Physical Description
1 videorecording (1 hr., 38 min.) : col.
Notes
Associated material: Laks, Eva. Interview 18761. Visual History Archive, USC Shoah Foundation. Access at https://vha.usc.edu.
Summary
Videotape testimony of Eva L., who was born in Ryki, Poland in 1922, the oldest of seven children.
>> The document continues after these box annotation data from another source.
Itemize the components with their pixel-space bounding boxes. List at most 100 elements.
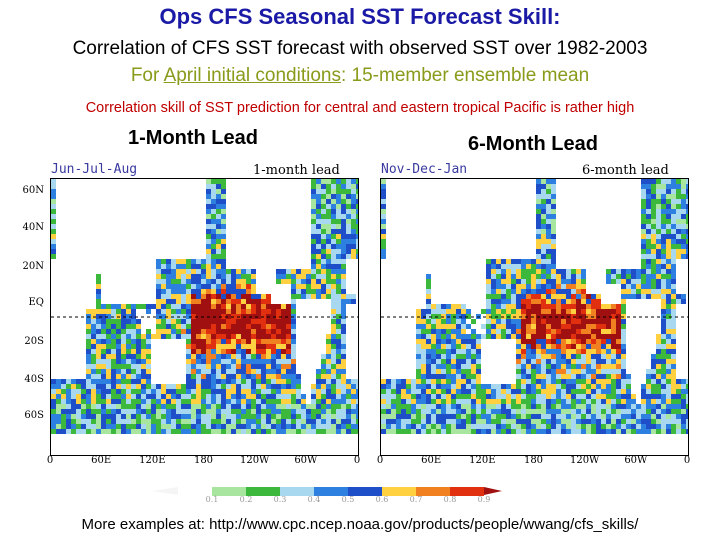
map-cell	[106, 399, 111, 404]
map-cell	[506, 259, 511, 264]
map-cell	[461, 294, 466, 299]
map-cell	[541, 294, 546, 299]
map-cell	[166, 279, 171, 284]
map-cell	[291, 204, 296, 209]
map-cell	[276, 314, 281, 319]
map-cell	[156, 229, 161, 234]
map-cell	[151, 259, 156, 264]
map-cell	[576, 204, 581, 209]
map-cell	[281, 259, 286, 264]
map-cell	[356, 179, 358, 184]
map-cell	[261, 394, 266, 399]
map-cell	[71, 209, 76, 214]
map-cell	[251, 299, 256, 304]
map-cell	[616, 289, 621, 294]
map-cell	[526, 244, 531, 249]
map-cell	[136, 259, 141, 264]
map-cell	[351, 354, 356, 359]
map-cell	[326, 259, 331, 264]
map-cell	[676, 284, 681, 289]
map-cell	[161, 434, 166, 439]
map-cell	[146, 204, 151, 209]
map-cell	[216, 184, 221, 189]
map-cell	[236, 454, 241, 455]
map-cell	[61, 299, 66, 304]
map-cell	[171, 324, 176, 329]
map-cell	[56, 409, 61, 414]
map-cell	[276, 224, 281, 229]
map-cell	[651, 229, 656, 234]
map-cell	[431, 269, 436, 274]
map-cell	[516, 229, 521, 234]
map-cell	[356, 429, 358, 434]
map-cell	[161, 364, 166, 369]
map-cell	[561, 294, 566, 299]
map-cell	[196, 389, 201, 394]
map-cell	[116, 264, 121, 269]
map-cell	[231, 274, 236, 279]
map-cell	[116, 269, 121, 274]
map-cell	[131, 444, 136, 449]
map-cell	[516, 189, 521, 194]
map-cell	[286, 299, 291, 304]
map-cell	[281, 299, 286, 304]
map-cell	[166, 219, 171, 224]
map-cell	[286, 204, 291, 209]
map-cell	[676, 214, 681, 219]
map-cell	[246, 334, 251, 339]
map-cell	[566, 184, 571, 189]
map-cell	[96, 229, 101, 234]
map-cell	[401, 194, 406, 199]
map-cell	[321, 384, 326, 389]
map-cell	[686, 239, 688, 244]
map-cell	[151, 234, 156, 239]
map-cell	[316, 339, 321, 344]
map-cell	[471, 179, 476, 184]
map-cell	[381, 189, 386, 194]
map-cell	[321, 389, 326, 394]
map-cell	[156, 379, 161, 384]
map-cell	[181, 209, 186, 214]
map-cell	[571, 214, 576, 219]
map-cell	[526, 234, 531, 239]
map-cell	[141, 269, 146, 274]
map-cell	[191, 294, 196, 299]
map-cell	[491, 209, 496, 214]
map-cell	[411, 239, 416, 244]
map-cell	[81, 239, 86, 244]
map-cell	[396, 264, 401, 269]
map-cell	[141, 234, 146, 239]
map-cell	[271, 394, 276, 399]
map-cell	[221, 284, 226, 289]
map-cell	[211, 264, 216, 269]
map-cell	[196, 349, 201, 354]
map-cell	[96, 424, 101, 429]
map-cell	[236, 214, 241, 219]
map-cell	[271, 354, 276, 359]
map-cell	[231, 259, 236, 264]
map-cell	[306, 259, 311, 264]
map-cell	[96, 339, 101, 344]
map-cell	[201, 264, 206, 269]
map-cell	[146, 449, 151, 454]
map-cell	[136, 299, 141, 304]
map-cell	[266, 404, 271, 409]
map-cell	[416, 294, 421, 299]
map-cell	[311, 439, 316, 444]
map-cell	[276, 189, 281, 194]
map-cell	[231, 429, 236, 434]
map-cell	[131, 409, 136, 414]
map-cell	[351, 404, 356, 409]
map-cell	[686, 279, 688, 284]
map-cell	[546, 294, 551, 299]
map-cell	[126, 404, 131, 409]
map-cell	[161, 359, 166, 364]
map-cell	[261, 349, 266, 354]
map-cell	[136, 369, 141, 374]
map-cell	[151, 279, 156, 284]
map-cell	[471, 234, 476, 239]
map-cell	[171, 194, 176, 199]
map-cell	[116, 419, 121, 424]
map-cell	[216, 419, 221, 424]
map-cell	[96, 334, 101, 339]
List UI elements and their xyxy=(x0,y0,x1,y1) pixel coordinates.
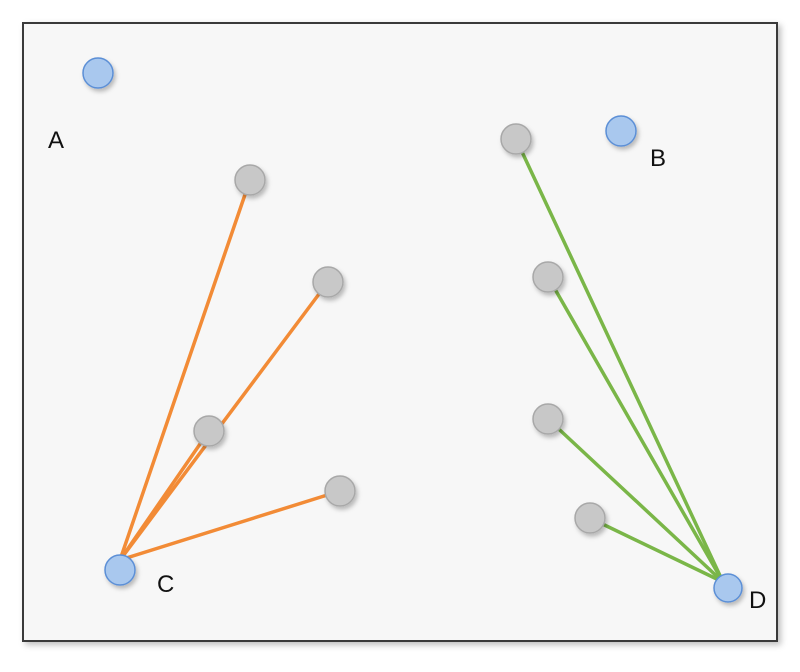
edge-group-c xyxy=(118,178,342,562)
neighbor-node xyxy=(532,403,564,435)
edge-d-n2 xyxy=(546,275,725,584)
neighbor-node xyxy=(500,123,532,155)
label-a: A xyxy=(48,127,64,154)
node-d xyxy=(713,573,743,603)
neighbor-node xyxy=(193,415,225,447)
diagram-frame xyxy=(22,22,778,642)
neighbor-node xyxy=(574,502,606,534)
neighbor-node xyxy=(234,164,266,196)
node-b xyxy=(605,115,637,147)
label-d: D xyxy=(749,587,766,614)
node-labels: A B C D xyxy=(48,127,766,614)
node-a xyxy=(82,57,114,89)
neighbor-nodes xyxy=(193,123,606,534)
edge-d-n1 xyxy=(514,137,725,584)
node-c xyxy=(104,554,136,586)
neighbor-node xyxy=(532,261,564,293)
edge-d-n4 xyxy=(588,516,725,584)
edge-c-n3 xyxy=(118,429,211,562)
edge-d-n3 xyxy=(546,417,725,584)
labeled-nodes xyxy=(82,57,743,603)
edge-c-n2 xyxy=(118,280,330,562)
neighbor-node xyxy=(324,475,356,507)
edge-group-d xyxy=(514,137,725,584)
edge-c-n1 xyxy=(118,178,252,562)
label-b: B xyxy=(650,145,666,172)
edge-c-n4 xyxy=(118,489,342,562)
label-c: C xyxy=(157,571,174,598)
neighbor-node xyxy=(312,266,344,298)
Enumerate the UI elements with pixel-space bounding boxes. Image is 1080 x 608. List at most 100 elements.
She recounts moving to Janowiec in 1925; attending public school; antisemitic harassment; brief hospitalization in Warsaw; caring for her family when her mother was ill; German invasion in 1939; anti-Jewish restrictions and harassment; forced labor; deportation to Zwoleń; separation from her parents and siblings (she never saw them again); deportation to Skarżysko-Kamienna; slave labor in a HASAG munitions factory; a Polish civilian worker giving her food and bringing messages from her father; learning the Jews in Zwoleń had been deported; hospitalization; a friend warning her of an imminent selection; two women giving birth; transfer to Leipzig in 1944; a death march; she and others refusing to continue (those that went with the Germans were shot); liberation by Soviet troops; traveling to Kraków; not finding any surviving relatives; thoughts of suicide; marriage to a survivor; traveling to Prague; living in Landsberg displaced persons camp; her daughter's birth and death about a year later; emigration to the United States in 1950; the births of her sons; her husband's death; and remarriage. Ms. L. notes not sharing her experiences with her children.
Format
Archives or Manuscripts
Added to Catalog
June 01, 2002
References
Eva L. Holocaust Testimony (HVT-1443). Fortunoff Video Archive for Holocaust Testimonies, Yale University Library.
Cite as
Eva L. Holocaust Testimony (HVT-1443). Fortunoff Video Archive for Holocaust Testimonies, Yale University Library.